The prospective, cross-sectional study was predominantly performed by members of the Foundation for Women & Girls with Blood Disorders, Women & Girls SCD Learning Action Network (WGSCD LAN), and the Pacific Sickle Cell Regional Collaborative (PSCRC). Investigators hypothesized menstrual bleeding assessments given during clinic visits would promote more timely identification and better management of menstruation complications in this patient population. The assessment included a patient survey, provider survey, a validated menstrual bleeding questionnaire (MBQ), and the Patient Reported Outcomes Measurement Information System (PROMIS) to evaluate global health.

The patient-reported survey included questions about medication usage, education, access to, and utilization of reproductive health services, and their personal experience with sickle cell pain during menstruation. The provider survey focused on the patients’ medical data, the clinicians’ access to reproductive health services, and the management plan for each patient.

Eligible patients had reached menarche for more than 12 months, had menses in the past 12 months, and were not pregnant or breastfeeding.

A total of 56 patients with SCD from 6 institutions participated in the assessment. Most (80%, n = 45) clinicians completed the provider survey and 32 (57%) of patients completed the PROMIS surveys. The most commonly reported condition was hemoglobin SS disease (71%). Most (64%, n = 36) patients were aged ≥18 years, while 36% (n = 20) were aged 13 – 17 years. The mean MBQ score was 17.3 in adult participants and 16.1 in the adolescent cohort.

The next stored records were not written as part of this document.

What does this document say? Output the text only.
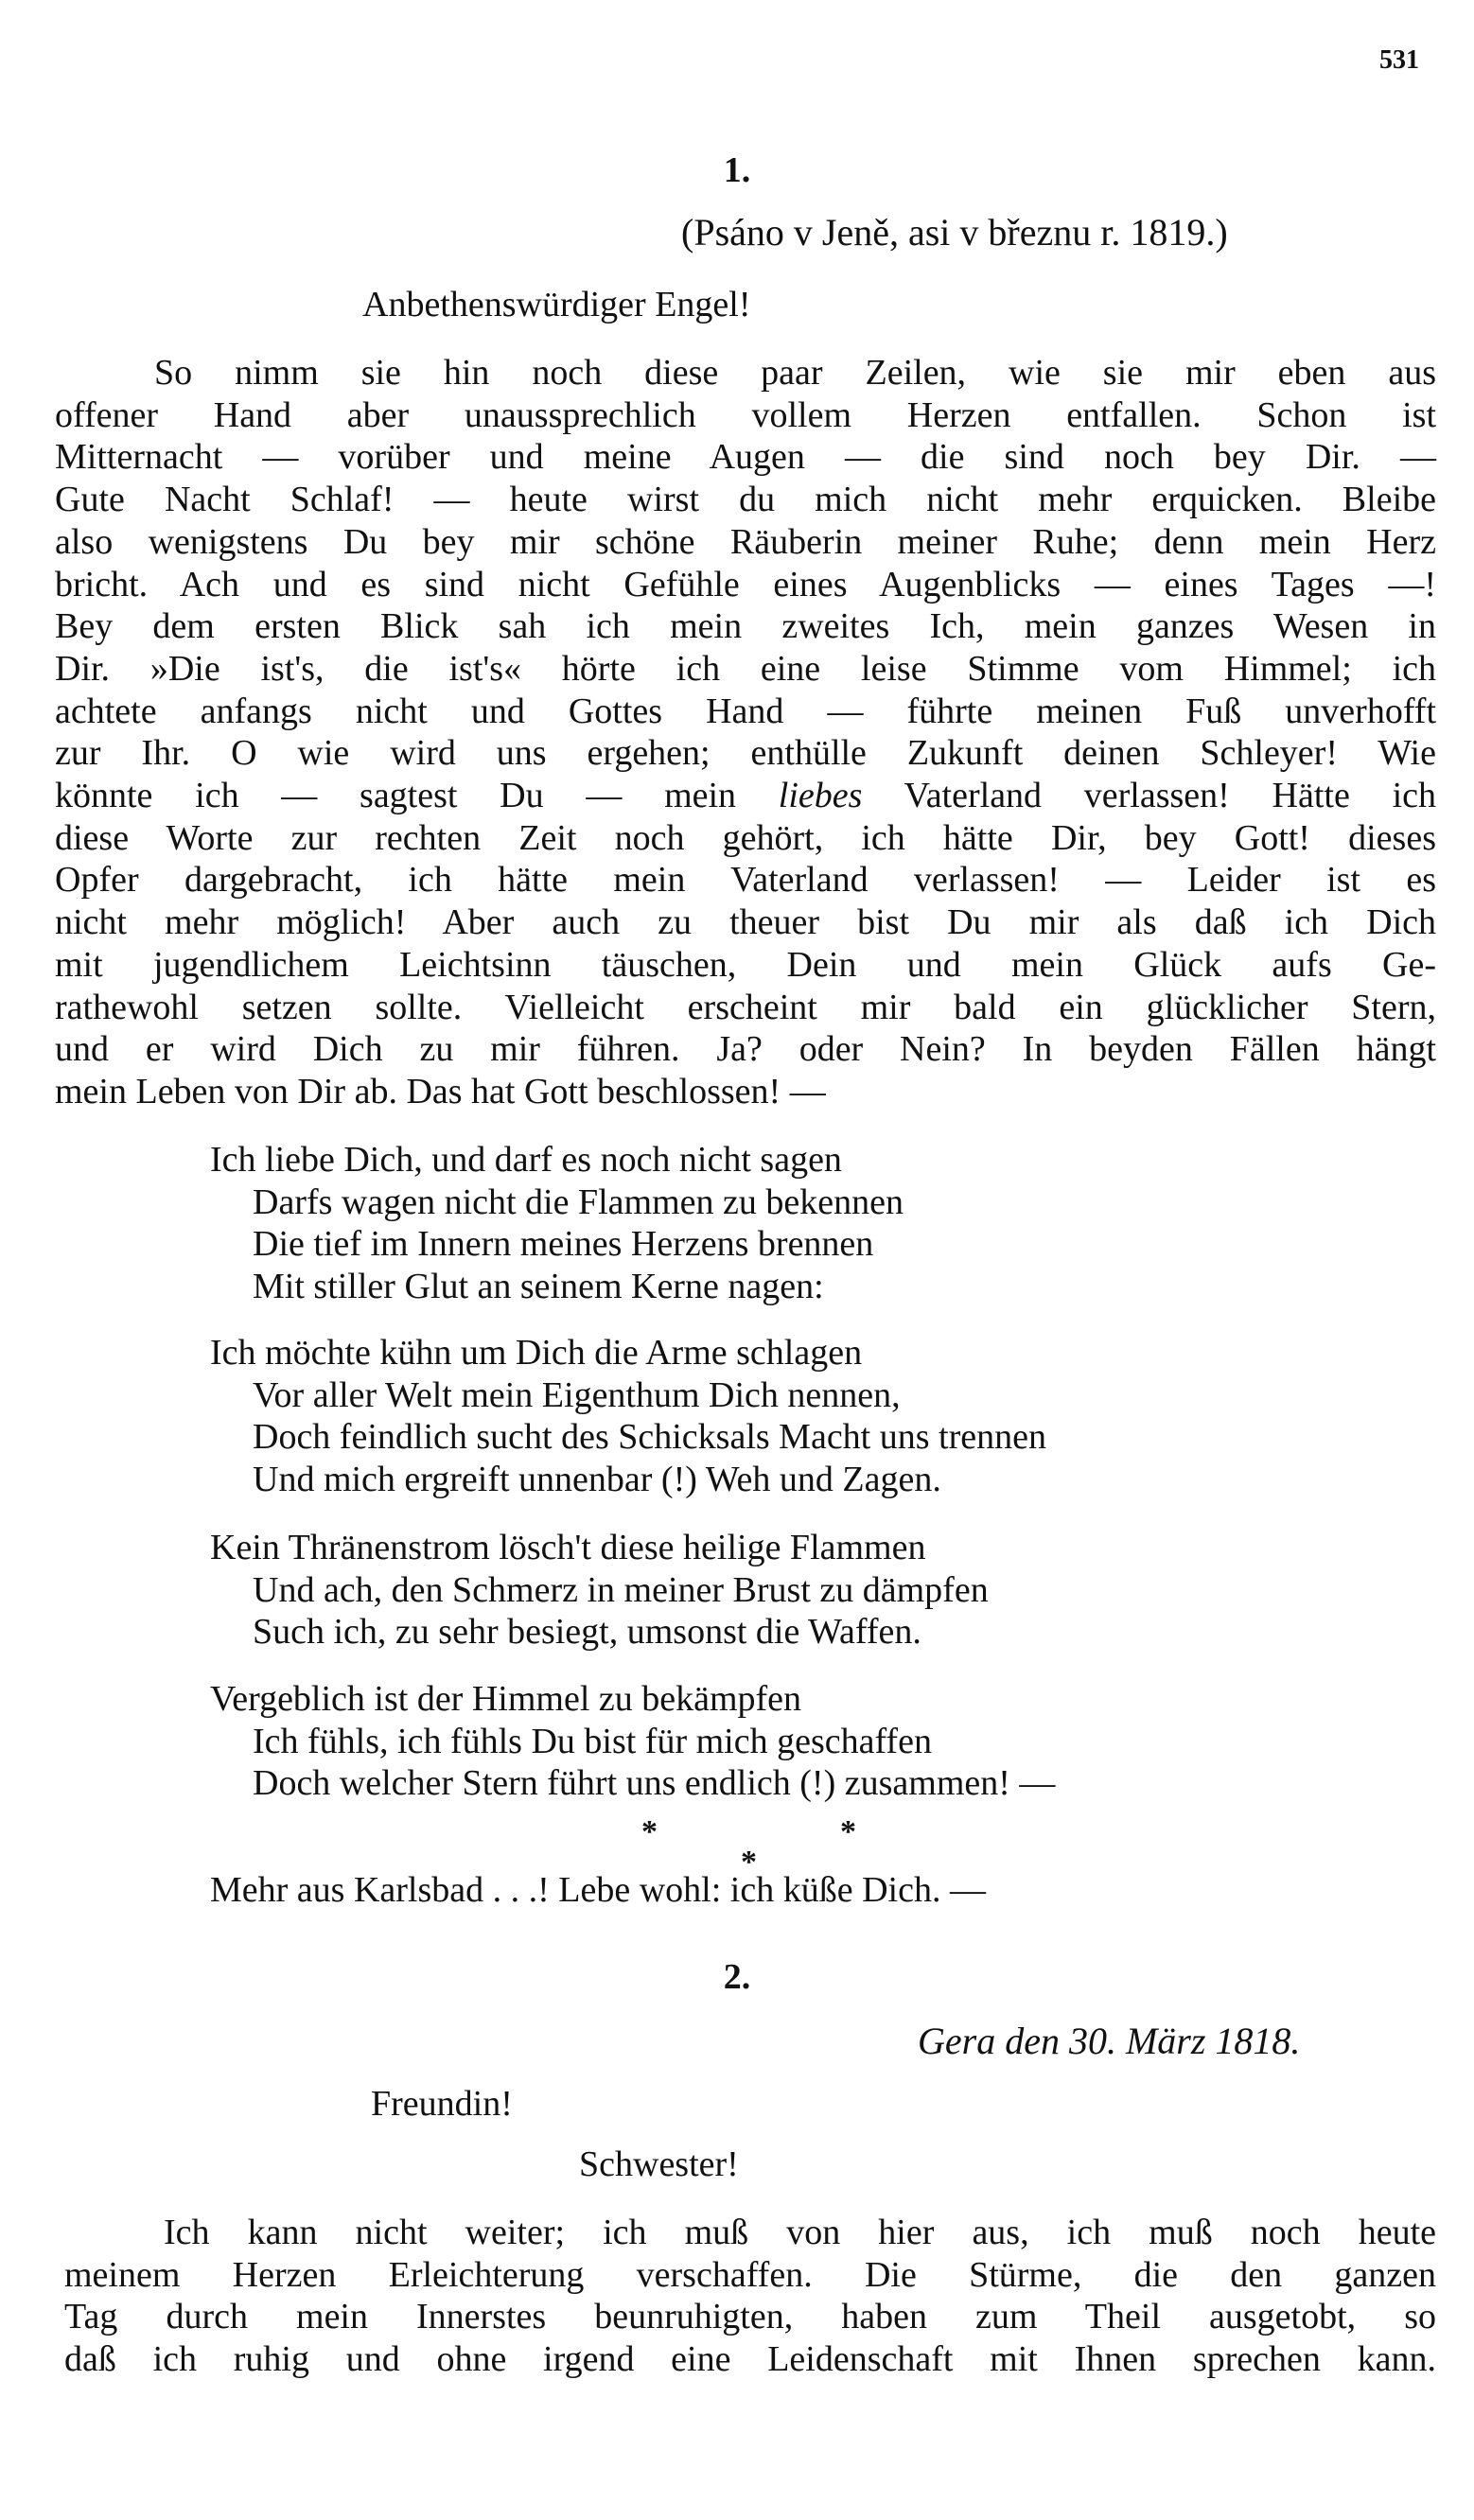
531
1.
(Psáno v Jeně, asi v březnu r. 1819.)
Anbethenswürdiger Engel!
So nimm sie hin noch diese paar Zeilen, wie sie mir eben aus
offener Hand aber unaussprechlich vollem Herzen entfallen. Schon ist
Mitternacht — vorüber und meine Augen — die sind noch bey Dir. —
Gute Nacht Schlaf! — heute wirst du mich nicht mehr erquicken. Bleibe
also wenigstens Du bey mir schöne Räuberin meiner Ruhe; denn mein Herz
bricht. Ach und es sind nicht Gefühle eines Augenblicks — eines Tages —!
Bey dem ersten Blick sah ich mein zweites Ich, mein ganzes Wesen in
Dir. »Die ist's, die ist's« hörte ich eine leise Stimme vom Himmel; ich
achtete anfangs nicht und Gottes Hand — führte meinen Fuß unverhofft
zur Ihr. O wie wird uns ergehen; enthülle Zukunft deinen Schleyer! Wie
könnte ich — sagtest Du — mein liebes Vaterland verlassen! Hätte ich
diese Worte zur rechten Zeit noch gehört, ich hätte Dir, bey Gott! dieses
Opfer dargebracht, ich hätte mein Vaterland verlassen! — Leider ist es
nicht mehr möglich! Aber auch zu theuer bist Du mir als daß ich Dich
mit jugendlichem Leichtsinn täuschen, Dein und mein Glück aufs Ge-
rathewohl setzen sollte. Vielleicht erscheint mir bald ein glücklicher Stern,
und er wird Dich zu mir führen. Ja? oder Nein? In beyden Fällen hängt
mein Leben von Dir ab. Das hat Gott beschlossen! —
Ich liebe Dich, und darf es noch nicht sagen
Darfs wagen nicht die Flammen zu bekennen
Die tief im Innern meines Herzens brennen
Mit stiller Glut an seinem Kerne nagen:
Ich möchte kühn um Dich die Arme schlagen
Vor aller Welt mein Eigenthum Dich nennen,
Doch feindlich sucht des Schicksals Macht uns trennen
Und mich ergreift unnenbar (!) Weh und Zagen.
Kein Thränenstrom lösch't diese heilige Flammen
Und ach, den Schmerz in meiner Brust zu dämpfen
Such ich, zu sehr besiegt, umsonst die Waffen.
Vergeblich ist der Himmel zu bekämpfen
Ich fühls, ich fühls Du bist für mich geschaffen
Doch welcher Stern führt uns endlich (!) zusammen! —
*	*
*
Mehr aus Karlsbad . . .! Lebe wohl: ich küße Dich. —
2.
Gera den 30. März 1818.
Freundin!
Schwester!
Ich kann nicht weiter; ich muß von hier aus, ich muß noch heute
meinem Herzen Erleichterung verschaffen. Die Stürme, die den ganzen
Tag durch mein Innerstes beunruhigten, haben zum Theil ausgetobt, so
daß ich ruhig und ohne irgend eine Leidenschaft mit Ihnen sprechen kann.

More than half (63%, n = 35) of female patients with SCD reported sickle cell pain associated with their menstrual cycles. However, only 12.5% (n = 7) mentioned using ≥1 hormonal therapies within the past 3 months, which included Depo injections (n = 5), oral contraceptives (n = 4), and/or an intrauterine device (n = 1). Additionally, 7 patients reported not knowing about hormonal therapy and aproximately 1 out of 4 (22%) patients noted using nonsteroidal anti-inflammatory drugs (NSAIDs) ≥5 days within a 2-week period.

Results from the PROMIS survey revealed only 28% of participants reported very good to excellent physical health, and less than half (47%) reported very good to excellent mental health.

The majority (n = 38/45) of clinicians were not prescribing hormonal therapies to their patients, although all had access to reproductive health specialists. After reviewing the assessments, providers noted their intent to or provision of ≥1 more of the following services: verbal education about hormonal therapy (66%), referral to a reproductive health specialist (37%), laboratory testing for iron deficiency (22.2%), and laboratory testing for bleeding disorders (14.8%)

“Menstrual bleeding assessments in the sickle cell clinic can facilitate a dialogue and recognition of reproductive health concerns among females with SCD and enhance medical attention and care from hematologists and reproductive health specialists in collaborative models of care,” investigators concluded.1

References

Bhasin N, Rush G, Strouse JJ, Moffatt-Bazile K, et al. Role of Menstrual Bleeding Assessments in Sickle Cell Clinics in Improving Quality of Care for Women- a Multicenter Approach. Presented at: ASH Annual Meeting and Exposition. San Diego, CA. December 9-12, 2023.